A começar pelo cenário. No interior da Califórnia, num fim de mundo chamado Agua Dulce, o jovem negro O.J. Haywood (Daniel Kaluuya) mantém com o pai um rancho de criação e adestramento de cavalos para produções cinematográficas, comerciais e circenses, vizinho a um parque temático que mimetiza uma cidade do Velho Oeste. É nesse vale desértico que uma estranha chuva de objetos atinge e mata o pai de O.J.

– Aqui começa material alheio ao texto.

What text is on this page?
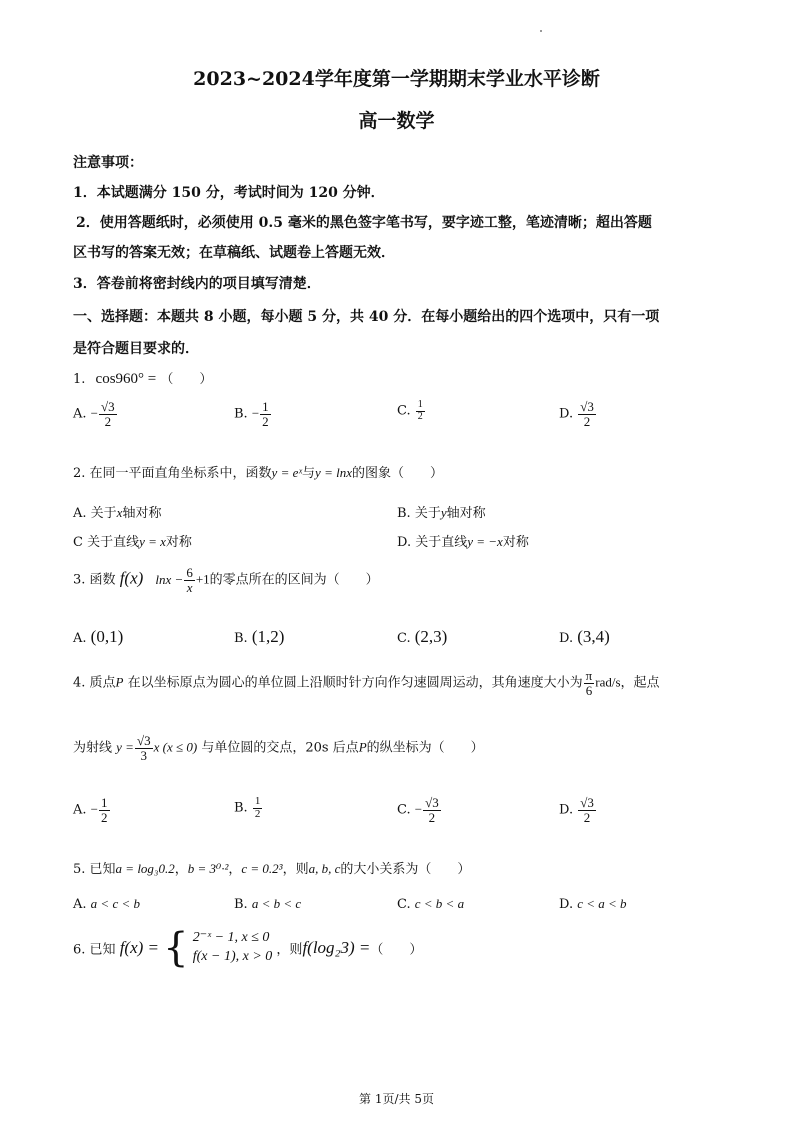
2023~2024学年度第一学期期末学业水平诊断
高一数学
注意事项：
1．本试题满分 150 分，考试时间为 120 分钟．
2．使用答题纸时，必须使用 0.5 毫米的黑色签字笔书写，要字迹工整，笔迹清晰；超出答题
区书写的答案无效；在草稿纸、试题卷上答题无效．
3．答卷前将密封线内的项目填写清楚．
一、选择题：本题共 8 小题，每小题 5 分，共 40 分．在每小题给出的四个选项中，只有一项
是符合题目要求的．
1. cos960° = （　　）
A. − $\frac{√3}{2}$	B. − $\frac{1}{2}$	C. $\frac{1}{2}$	D. $\frac{√3}{2}$
2. 在同一平面直角坐标系中，函数y = eˣ与y = lnx的图象（　　）
A. 关于x轴对称	B. 关于y轴对称
C 关于直线y = x对称	D. 关于直线y = −x对称
3. 函数 f(x) $\ln x - \frac{6}{x} +1$的零点所在的区间为（　　）
A. (0,1)	B. (1,2)	C. (2,3)	D. (3,4)
4. 质点P 在以坐标原点为圆心的单位圆上沿顺时针方向作匀速圆周运动，其角速度大小为 $\frac{\pi}{6} rad/s$，起点
为射线 $y = \frac{√3}{3}$ x (x ≤ 0) 与单位圆的交点，20s 后点P的纵坐标为（　　）
A. − $\frac{1}{2}$	B. $\frac{1}{2}$	C. − $\frac{√3}{2}$	D. $\frac{√3}{2}$
5. 已知a = log₃0.2，b = 3⁰·²，c = 0.2³，则a, b, c的大小关系为（　　）
A. a < c < b	B. a < b < c	C. c < b < a	D. c < a < b
6. 已知 f(x) = { 2⁻ˣ − 1, x ≤ 0
f(x − 1), x > 0 ，则f(log₂3) =（　　）
第 1页/共 5页
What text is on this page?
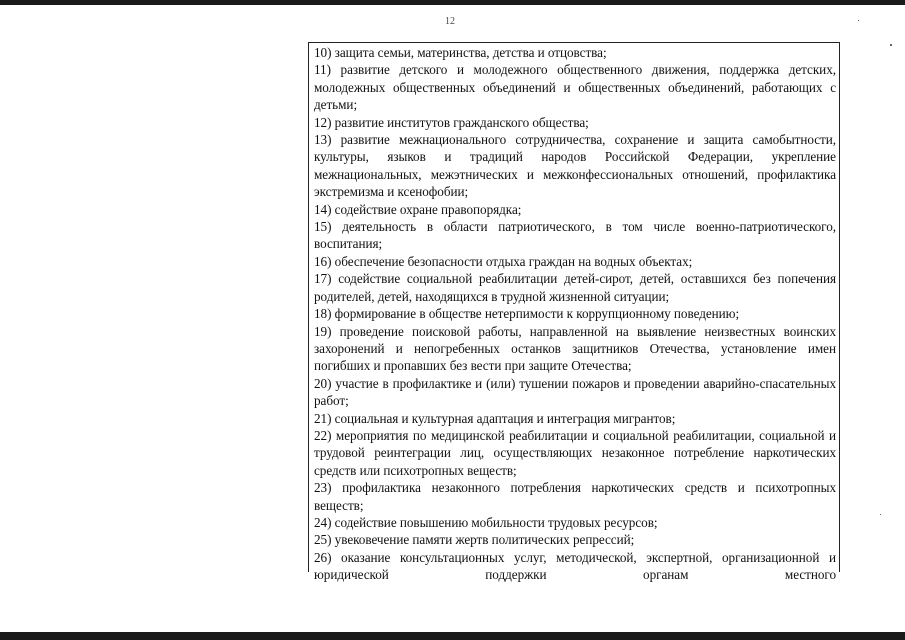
12

10) защита семьи, материнства, детства и отцовства;

11) развитие детского и молодежного общественного движения, поддержка детских, молодежных общественных объединений и общественных объединений, работающих с детьми;

12) развитие институтов гражданского общества;

13) развитие межнационального сотрудничества, сохранение и защита самобытности, культуры, языков и традиций народов Российской Федерации, укрепление межнациональных, межэтнических и межконфессиональных отношений, профилактика экстремизма и ксенофобии;

14) содействие охране правопорядка;

15) деятельность в области патриотического, в том числе военно-патриотического, воспитания;

16) обеспечение безопасности отдыха граждан на водных объектах;

17) содействие социальной реабилитации детей-сирот, детей, оставшихся без попечения родителей, детей, находящихся в трудной жизненной ситуации;

18) формирование в обществе нетерпимости к коррупционному поведению;

19) проведение поисковой работы, направленной на выявление неизвестных воинских захоронений и непогребенных останков защитников Отечества, установление имен погибших и пропавших без вести при защите Отечества;

20) участие в профилактике и (или) тушении пожаров и проведении аварийно-спасательных работ;

21) социальная и культурная адаптация и интеграция мигрантов;

22) мероприятия по медицинской реабилитации и социальной реабилитации, социальной и трудовой реинтеграции лиц, осуществляющих незаконное потребление наркотических средств или психотропных веществ;

23) профилактика незаконного потребления наркотических средств и психотропных веществ;

24) содействие повышению мобильности трудовых ресурсов;

25) увековечение памяти жертв политических репрессий;

26) оказание консультационных услуг, методической, экспертной, организационной и юридической поддержки органам местного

Na cena seguinte – a desastrada filmagem de um comercial com um cavalo dos Haywood –, a irmã de O.J., Emerald (Keke Palmer), explica à equipe que seu tataravô foi o jóquei negro do cavalo que galopa na célebre sequência de fotos de Eadweard Muybridge de 1878, tida como precursora do cinema. “Ele foi o primeiro tratador de cavalos, dublê e ator do cinema”, diz ela. É um sutil deslocamento de foco, sugerindo uma abordagem da história do cinema a partir de suas bordas.

Mistura de gêneros

Desses elementos iniciais – rancho no meio do nada, cidade cenográfica, estranhas chuvas de objetos – constrói-se uma narrativa que trafega com desenvoltura (para não dizer desfaçatez) entre uma porção de gêneros: western, suspense, drama, comédia, ficção científica, terror.

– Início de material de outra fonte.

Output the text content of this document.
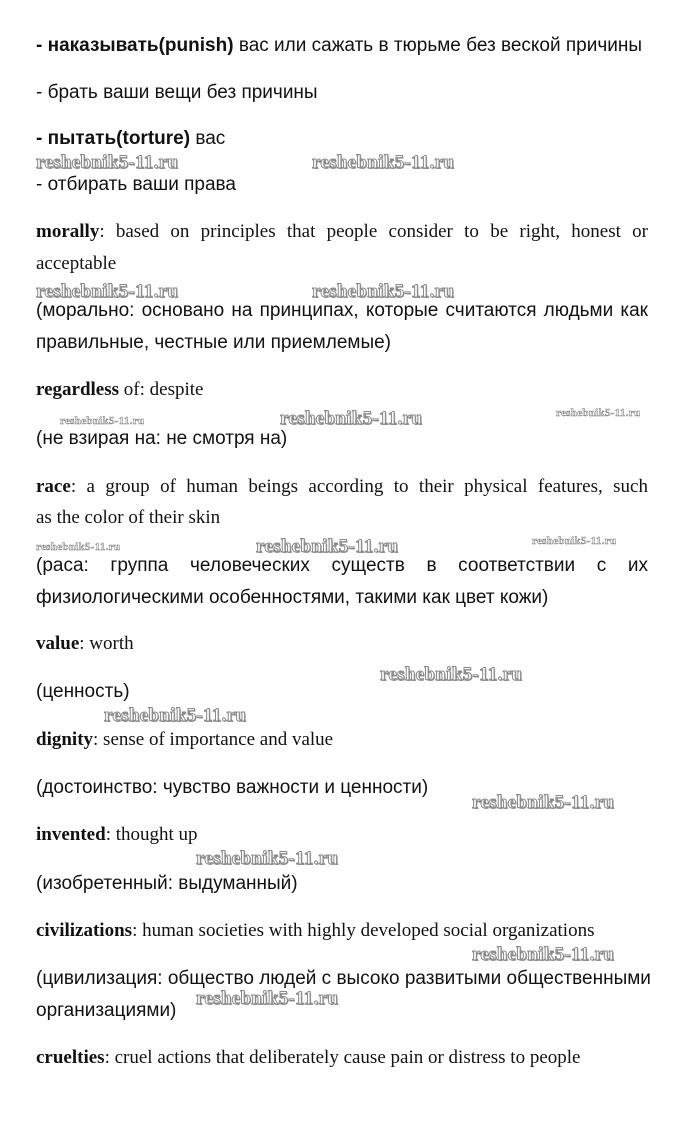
- наказывать(punish) вас или сажать в тюрьме без веской причины
- брать ваши вещи без причины
- пытать(torture) вас
- отбирать ваши права
morally: based on principles that people consider to be right, honest or
acceptable
(морально: основано на принципах, которые считаются людьми как
правильные, честные или приемлемые)
regardless of: despite
(не взирая на: не смотря на)
race: a group of human beings according to their physical features, such
as the color of their skin
(раса: группа человеческих существ в соответствии с их
физиологическими особенностями, такими как цвет кожи)
value: worth
(ценность)
dignity: sense of importance and value
(достоинство: чувство важности и ценности)
invented: thought up
(изобретенный: выдуманный)
civilizations: human societies with highly developed social organizations
(цивилизация: общество людей с высоко развитыми общественными
организациями)
cruelties: cruel actions that deliberately cause pain or distress to people
reshebnik5-11.ru	reshebnik5-11.ru
reshebnik5-11.ru	reshebnik5-11.ru
reshebnik5-11.ru	reshebnik5-11.ru	reshebnik5-11.ru
reshebnik5-11.ru	reshebnik5-11.ru	reshebnik5-11.ru
reshebnik5-11.ru
reshebnik5-11.ru
reshebnik5-11.ru
reshebnik5-11.ru
reshebnik5-11.ru
reshebnik5-11.ru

No universo meio atemporal de Agua Dulce, ao mesmo tempo primitivo e fake, o astro é um caubói de origem asiática (o coreano Steven Yeun, de Minori e Em chamas), Ricky “Jupe” Park, que na infância, como ator mirim, sobreviveu à destruição de um set de filmagem por um chimpanzé enlouquecido (na verdade, um ator encarnando um chimpanzé).

Aliás, a imprevisibilidade do animal (cavalo, macaco, louva-a-deus…), esboço de revolução dos bichos, é um subtema que percorre o filme, sublinhando a ameaça alienígena. Esta acaba por se revelar não uma nave, mas um ser vivo.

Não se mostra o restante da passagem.